Kinsler had taken a called third strike that ended the top of the 10th against former St. Louis, Toronto and Colorado reliever Seunghwan Oh (1-0), who struck out the side to give four South Korean pitchers 17 strikeouts.
Major League Baseball refuses to make 40-man roster players available and many teams refuse to let top eligible prospects play. Several players have said they hope the Olympics serves as a showcase that gets them signed for major league stretch runs.
Japan, which opened Group A with a win over the Dominican Republic, does have most of its top players after the Central and Pacific Leagues stopped their seasons.
The United States opens Group B on Friday against Israel (0-1) and plays South Korea (1-0) on Sunday.
“For me the opportunity to represent Israel connects me with my Jewish identity,” Lavarnway said. “That’s something everyone on this team has in common. We’re all Jewish. And that’s how we qualified for citizenship, since we didn’t grow up there. But it’s extremely meaningful to me, and I feel like we’re representing both Israel and Jewish people around the world.”
Kinsler’s two-run homer in the third off Taein Won and Lavarnway’s two-run drive in the sixth on a slider from Wonjoon Choi built a 4-2 Israel lead.
Ji Hwan Oh tied the score 2-all with a two-run homer off Jake Fishman in the fourth, and June Hoo Lee and Hyunsoo Kim hit consecutive home runs in the seventh that tied the score against Zack Weiss, a 29-year-old right-hander whose big league career lasted four batters for Cincinnati on April 12, 2018.
Ji Hwan Oh’s RBI double, his third hit of the game, put South Korea ahead 5-4 in the three-run seventh, but Lavarnway homered off Oh (1-0) in the ninth on a fastball nearly shoulder high. Lavarnway was 3 for 11 for Cleveland in June while Austin Hedges was on the concussion injured list.
Israel starter Jon Moscot left after nine pitches due to an elbow injury, giving up a leadoff single to Hae Min Park and walking off the mound after a 2-2 pitch to Lee.

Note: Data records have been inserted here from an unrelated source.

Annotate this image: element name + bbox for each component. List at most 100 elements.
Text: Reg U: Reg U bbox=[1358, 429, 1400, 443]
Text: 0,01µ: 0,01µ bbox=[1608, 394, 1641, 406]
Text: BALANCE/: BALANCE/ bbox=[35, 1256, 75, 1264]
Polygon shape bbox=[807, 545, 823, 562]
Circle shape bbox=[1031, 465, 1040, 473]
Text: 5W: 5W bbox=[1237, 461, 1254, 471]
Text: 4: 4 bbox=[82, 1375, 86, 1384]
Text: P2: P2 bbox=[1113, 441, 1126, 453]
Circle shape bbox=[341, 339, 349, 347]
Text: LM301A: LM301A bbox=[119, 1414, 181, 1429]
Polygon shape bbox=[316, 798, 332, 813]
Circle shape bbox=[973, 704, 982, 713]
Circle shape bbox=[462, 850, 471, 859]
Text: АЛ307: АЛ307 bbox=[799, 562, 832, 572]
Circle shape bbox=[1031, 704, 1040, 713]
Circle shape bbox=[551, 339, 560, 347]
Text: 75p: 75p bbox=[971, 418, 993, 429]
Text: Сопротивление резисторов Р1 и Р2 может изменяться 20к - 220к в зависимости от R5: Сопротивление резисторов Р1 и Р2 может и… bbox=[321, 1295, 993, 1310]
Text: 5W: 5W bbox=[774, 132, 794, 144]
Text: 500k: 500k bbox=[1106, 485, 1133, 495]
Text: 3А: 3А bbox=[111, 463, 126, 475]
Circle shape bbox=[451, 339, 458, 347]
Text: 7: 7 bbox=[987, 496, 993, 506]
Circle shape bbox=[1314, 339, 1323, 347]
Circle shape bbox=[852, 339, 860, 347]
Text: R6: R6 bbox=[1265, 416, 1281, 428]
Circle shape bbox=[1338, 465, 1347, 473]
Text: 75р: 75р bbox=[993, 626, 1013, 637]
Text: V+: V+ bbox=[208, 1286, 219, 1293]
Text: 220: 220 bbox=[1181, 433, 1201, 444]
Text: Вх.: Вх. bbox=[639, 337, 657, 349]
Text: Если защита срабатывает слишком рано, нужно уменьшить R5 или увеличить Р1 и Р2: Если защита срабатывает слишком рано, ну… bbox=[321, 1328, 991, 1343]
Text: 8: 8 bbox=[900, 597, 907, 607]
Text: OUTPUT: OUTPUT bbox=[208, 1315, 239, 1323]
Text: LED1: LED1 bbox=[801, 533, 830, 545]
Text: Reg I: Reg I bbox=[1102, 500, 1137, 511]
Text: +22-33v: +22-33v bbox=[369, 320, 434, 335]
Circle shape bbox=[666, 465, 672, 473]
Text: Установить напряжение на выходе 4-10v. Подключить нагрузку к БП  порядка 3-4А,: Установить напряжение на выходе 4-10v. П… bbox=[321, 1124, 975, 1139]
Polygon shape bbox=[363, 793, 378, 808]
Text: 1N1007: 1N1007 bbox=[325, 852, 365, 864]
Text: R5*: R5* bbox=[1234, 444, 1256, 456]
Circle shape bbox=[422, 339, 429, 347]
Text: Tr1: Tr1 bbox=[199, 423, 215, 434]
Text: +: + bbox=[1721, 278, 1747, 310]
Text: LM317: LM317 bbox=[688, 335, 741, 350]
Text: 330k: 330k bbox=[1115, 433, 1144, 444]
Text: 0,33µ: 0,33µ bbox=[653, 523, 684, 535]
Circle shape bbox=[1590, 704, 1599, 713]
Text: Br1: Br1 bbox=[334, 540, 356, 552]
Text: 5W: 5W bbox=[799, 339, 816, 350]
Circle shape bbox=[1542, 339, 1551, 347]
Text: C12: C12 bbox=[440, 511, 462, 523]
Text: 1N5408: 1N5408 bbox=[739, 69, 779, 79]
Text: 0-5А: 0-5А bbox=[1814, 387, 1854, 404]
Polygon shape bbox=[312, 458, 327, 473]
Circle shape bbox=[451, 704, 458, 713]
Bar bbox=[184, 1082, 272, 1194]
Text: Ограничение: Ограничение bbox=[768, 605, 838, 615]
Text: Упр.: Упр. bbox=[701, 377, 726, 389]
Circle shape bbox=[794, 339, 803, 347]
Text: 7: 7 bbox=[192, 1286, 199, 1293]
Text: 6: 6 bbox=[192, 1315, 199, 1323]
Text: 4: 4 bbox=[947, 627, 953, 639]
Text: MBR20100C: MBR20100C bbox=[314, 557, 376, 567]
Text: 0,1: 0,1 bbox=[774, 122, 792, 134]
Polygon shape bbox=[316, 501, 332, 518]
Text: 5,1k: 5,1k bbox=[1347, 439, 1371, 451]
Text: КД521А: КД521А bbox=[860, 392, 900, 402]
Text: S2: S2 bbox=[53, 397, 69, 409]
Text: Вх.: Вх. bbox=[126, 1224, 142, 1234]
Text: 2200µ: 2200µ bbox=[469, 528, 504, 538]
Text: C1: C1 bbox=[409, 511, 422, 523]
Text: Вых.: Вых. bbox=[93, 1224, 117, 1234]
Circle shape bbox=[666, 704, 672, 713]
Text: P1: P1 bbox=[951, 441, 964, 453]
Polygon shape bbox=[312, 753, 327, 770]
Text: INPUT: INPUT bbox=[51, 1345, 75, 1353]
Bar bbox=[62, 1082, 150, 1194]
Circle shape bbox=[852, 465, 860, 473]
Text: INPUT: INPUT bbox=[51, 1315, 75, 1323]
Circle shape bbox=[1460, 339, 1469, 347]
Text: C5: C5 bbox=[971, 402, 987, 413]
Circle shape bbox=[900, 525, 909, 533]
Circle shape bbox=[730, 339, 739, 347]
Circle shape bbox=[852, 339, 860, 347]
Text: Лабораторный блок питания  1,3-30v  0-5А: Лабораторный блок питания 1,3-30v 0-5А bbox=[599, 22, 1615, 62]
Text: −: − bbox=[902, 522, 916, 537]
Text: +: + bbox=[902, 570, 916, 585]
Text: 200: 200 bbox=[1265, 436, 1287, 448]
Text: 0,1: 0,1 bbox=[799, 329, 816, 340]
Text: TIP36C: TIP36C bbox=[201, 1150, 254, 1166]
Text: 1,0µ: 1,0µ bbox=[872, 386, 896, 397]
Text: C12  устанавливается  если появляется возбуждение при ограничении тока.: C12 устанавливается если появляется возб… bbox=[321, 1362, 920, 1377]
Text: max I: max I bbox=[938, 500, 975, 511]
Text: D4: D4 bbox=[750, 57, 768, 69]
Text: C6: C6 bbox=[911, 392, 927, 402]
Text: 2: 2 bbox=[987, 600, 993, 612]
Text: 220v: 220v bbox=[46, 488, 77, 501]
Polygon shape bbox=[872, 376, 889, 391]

The 29-year-old right-hander made eight appearances with Cincinnati in 2015-16 before Tommy John surgery.
“I don’t know that there could have been a bigger game-changer when you’ve sat for months planning a pitching rotation, what guys are going to be up against what teams, and arguably one of our best guys goes down in the first inning without recording an out,” Holtz said. “Plan B was all hands on deck.”
Moscot was replaced by Fishman, the first of five relievers. The 26-year-old left-hander, taken by Miami from Toronto in the Triple-A phase of last year’s winter meeting draft, caused difficulty for a mostly left-handed South Korean batting order.
Holtz remained upbeat. The team’s goal, he said, was to “try to make the world understand that Israel belongs here.”
“This is not a fluke,” he said. “Israel can play baseball.”